Ilanit, the principal of Be’er Sheva’s Tomer Elementary School, has been taking part in the AmiUnity initiative, run by The Jewish Agency in collaboration with the Ministry of Education, along with 28 other principals for the last two years. Each principal has been exploring their Jewish identity and learning about Jewish pluralism and peoplehood.
This past winter, as part of the principals’ AmiUnity training, Ilanit traveled with staff from The Jewish Agency and other partner organizations to New York, where she heard from inspirational Jewish community leaders, an experience she called “eye-opening.”
“The preconceived ideas I had about the so-called ‘weak’ Jewish life in North America were all wrong. I suddenly felt connected to these Jews, who on the face of it are so different to me,” recalled Ilanit.
“And I saw models of Jewish life that I hadn’t realized were options. I saw women – religious and not – choosing how they wanted to practice Judaism. Through them, I saw a Judaism that I wanted to be more connected to, that I wanted to incorporate not only in my own life but into the lives of the children at my school.”
When Ilanit returned to Israel, she made changes. Professionally, she better understood her responsibility to help her students connect to the richness and beauty of Judaism. She wants them to experience a variety of Jewish practices and to feel they are part of a wider family beyond Israel’s borders.
In the coming school year, the subject of Jewish Peoplehood will be part of the curriculum at Tomer Elementary School.
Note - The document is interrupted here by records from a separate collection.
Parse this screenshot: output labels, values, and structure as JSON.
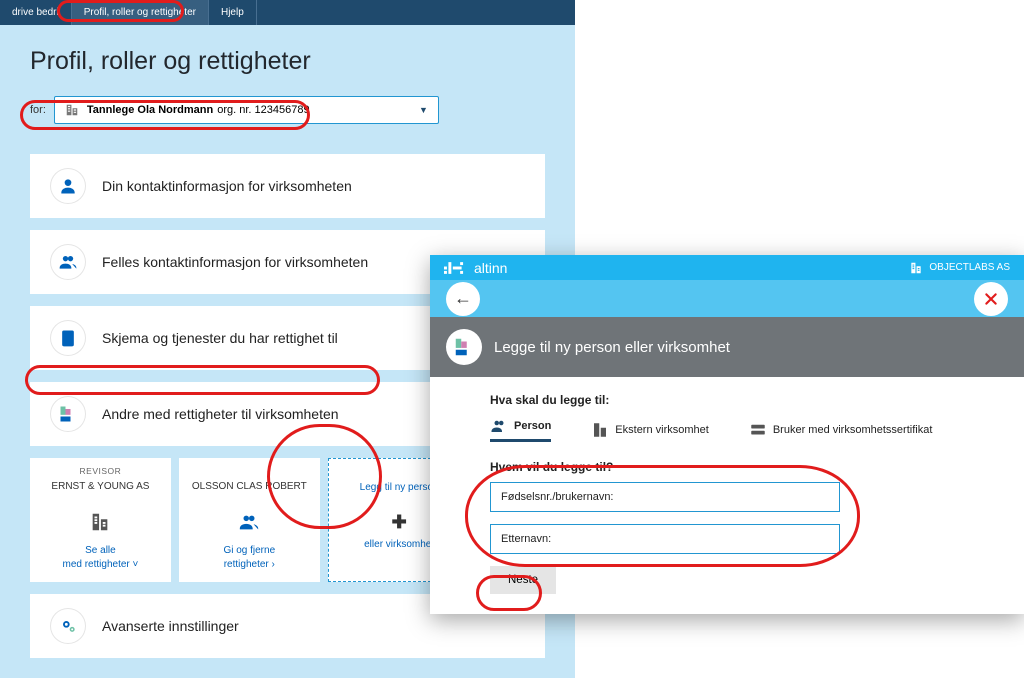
{
  "nav": {
    "items": [
      "drive bedri",
      "Profil, roller og rettigheter",
      "Hjelp"
    ],
    "active_index": 1
  },
  "page_title": "Profil, roller og rettigheter",
  "for_label": "for:",
  "actor": {
    "name": "Tannlege Ola Nordmann",
    "org_label": "org. nr.",
    "org_nr": "123456789"
  },
  "rows": [
    "Din kontaktinformasjon for virksomheten",
    "Felles kontaktinformasjon for virksomheten",
    "Skjema og tjenester du har rettighet til",
    "Andre med rettigheter til virksomheten",
    "Avanserte innstillinger"
  ],
  "rights_panel": {
    "revisor_label": "REVISOR",
    "revisor_name": "ERNST & YOUNG AS",
    "revisor_link1": "Se alle",
    "revisor_link2": "med rettigheter ˅",
    "person_name": "OLSSON CLAS ROBERT",
    "person_link1": "Gi og fjerne",
    "person_link2": "rettigheter ›",
    "add_line1": "Legg til ny person",
    "add_line2": "eller virksomhet"
  },
  "overlay": {
    "brand": "altinn",
    "org_name": "OBJECTLABS AS",
    "heading": "Legge til ny person eller virksomhet",
    "prompt": "Hva skal du legge til:",
    "tabs": {
      "person": "Person",
      "company": "Ekstern virksomhet",
      "cert": "Bruker med virksomhetssertifikat"
    },
    "who_prompt": "Hvem vil du legge til?",
    "ssn_placeholder": "Fødselsnr./brukernavn:",
    "surname_placeholder": "Etternavn:",
    "next_label": "Neste"
  }
}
And personally, shortly after coming back from New York, Ilanit led a Jewish ceremony to mark her mother’s passing.
“The ceremony respected and incorporated the tradition I come from, but also was inspired by the Jewish traditions I experienced in New York,” shared Ilanit. “In New York, I was exposed to the beautiful possibilities and breadth that exist in Jewish life. Now when I think of American Jews, who I had initially thought were so dissimilar to me, they are a constant reminder of the rich diversity that exists in our shared Jewish faith.”